• Andrea

    Chissà come farà Paola quando avrà bisogno di marco e la batteria sarà scarica ;-) .
    A parte la battuta bisogna sempre ricordarsi che le nuove tecniche hanno spesso dei punti deboli come ad esempio quello della privacy a cui la massa degli utilizzatori di facebook sembra rinunciare con molta leggerezza, senza rendersi conto dl potenziale che regala a sistemi intelligenti per la gestione e il controllo dei consumers.

  • virgilio

    Concordo sul futuro non più futuribile :) , avevo i tuoi stessi sogni da ragazzo e molti si sono avverati..almeno quelli tecnologici !
    Personalmente sono rimasto sbalordito da Kinect, il sensore di Microsoft che ti consente di interagire con i gesti : è semplicemente eccezionale ed apre prospettive molto interessanti in tanti campi.

  • Stefano

    Sei grande prof! E ci fai sognare sempre di più; ho 24 anni e non vedo l’ora di unirmi al gruppo e avere un fico AVP ;) )

  • Mr Jimma

    :) La Fantascienza ha sempre indovinato tutto…ma spero non lo faccia in tutto…vedi skynet e terminator…:D ciao.

  • http://about.me/marcello.borzi Marcello

    Bell’articolo! mi fa venire in mente una domanda : Quanto è lontano siri da passare il test di turing?
    (o il test : spiegalo a tua mamma come funziona)

  • OntologyProfessor

    “È che il miglior prezzo che hai trovato?” Il giorno in cui i computer capiranno i tuoi anacoluti, FunkyProf, saremo veramente a una svolta! :-)
    Congrats, un abbraccio.

  • http://www.viaggioleggero.com Alberto

    È vero, i racconti di fantascienza stanno diventando realtà. Ma dove ci fermeremo? Riusciremo a creare dei cyborg uguali a noi in tutto? Creeremo delle macchine così intelligenti da rischiare che alla fine prendano il sopravvento? E se queste macchine lavoreranno al posto degli uomini, come vivranno gli uomini? Ovviamente è una scherzosa provocazione. Ma il parallelo con la narrativa e il cinema di fantascienza dovrebbe essere preso nella sua interezza, considerando anche il pericolo di una deriva tecnologica.

  • adriano

    I limiti dello sviluppo sono nell’inutilità della sua crescita.
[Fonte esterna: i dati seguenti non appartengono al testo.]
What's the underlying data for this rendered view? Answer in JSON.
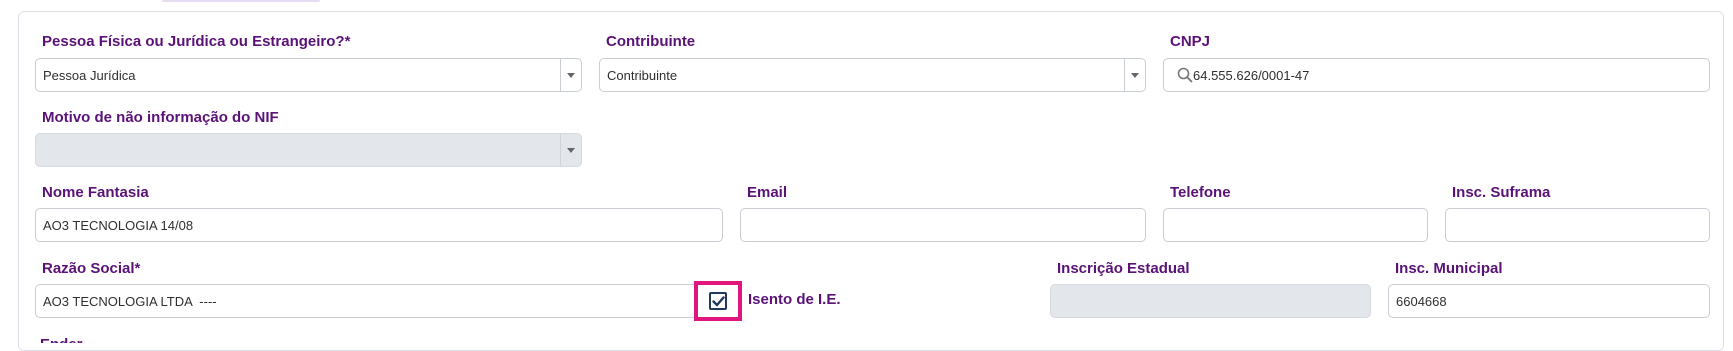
{
  "form": {
    "pessoa_tipo": {
      "label": "Pessoa Física ou Jurídica ou Estrangeiro?*",
      "value": "Pessoa Jurídica"
    },
    "contribuinte": {
      "label": "Contribuinte",
      "value": "Contribuinte"
    },
    "cnpj": {
      "label": "CNPJ",
      "value": "64.555.626/0001-47"
    },
    "motivo_nif": {
      "label": "Motivo de não informação do NIF",
      "value": ""
    },
    "nome_fantasia": {
      "label": "Nome Fantasia",
      "value": "AO3 TECNOLOGIA 14/08"
    },
    "email": {
      "label": "Email",
      "value": ""
    },
    "telefone": {
      "label": "Telefone",
      "value": ""
    },
    "insc_suframa": {
      "label": "Insc. Suframa",
      "value": ""
    },
    "razao_social": {
      "label": "Razão Social*",
      "value": "AO3 TECNOLOGIA LTDA  ----"
    },
    "isento_ie": {
      "label": "Isento de I.E.",
      "checked": true
    },
    "inscricao_estadual": {
      "label": "Inscrição Estadual",
      "value": ""
    },
    "insc_municipal": {
      "label": "Insc. Municipal",
      "value": "6604668"
    },
    "next_label_partial": "Ender"
  },
  "colors": {
    "label": "#5b1277",
    "highlight": "#e1157e",
    "disabled_bg": "#e3e6ea",
    "border": "#c9cdd4"
  },
  "icons": {
    "select_arrow": "chevron-down-icon",
    "search": "search-icon",
    "checkmark": "check-icon"
  }
}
  • http://www.affar.info affar.info

    bene, vorrà dire che il VERO futuro sarà ancor più fantascientifico di quanto possiamo immaginare oggi

  • http://www.hymntofuture.com Davide Costantini

    Siri rappresenta un’innovazione di grande potenziale che ha importanti risvolti economici specialmente per Google. Quando Siri sarà una tecnologia più diffusa si creerà lo spazio per Apple di scavalcare le ricerche di BigG che generano tramite gli annunci AdWords 26 miliardi di ricavi. Uno scenario che preoccupa la casa che lavora oramai da anni ad una soluzione concorrente. La prima forma più rudimentale di assistente vocale, meno “naturale” Google l’ha presentata prima della Mela.

    L’utilità ed il potenziale economico di Siri diminuisce se non verrà concesso l’utilizzo delle API ai developer, cosa che Apple ha già in programma di fare seppur molto limitatamente. Per ora Siri consente di cambiare canzone su iTunes ma non di abbassare il volume per cui ne ha ancora di strada da fare per essere una vera e propria periferica di input alla Stat Trek. Il cammino però è segnato.

    Segnalo l’articolo di Arstechnica riguardante l’apertura delle API di Siri:

    http://arstechnica.com/apple/news/2011/11/ios-51-beta-offers-developers-limited-siri-integration.ars

  • http://www.ibridodigitale.com Matteo Piselli

    Il rischio secondo me non sarà di essere sopraffatti dalle macchine, ma di utilizzarle non più come mezzo, ma come fine, potremmo arrivare a dialogare solo con e attraverso le macchine, come i Solariani di Asimov, che lei certamente conosce.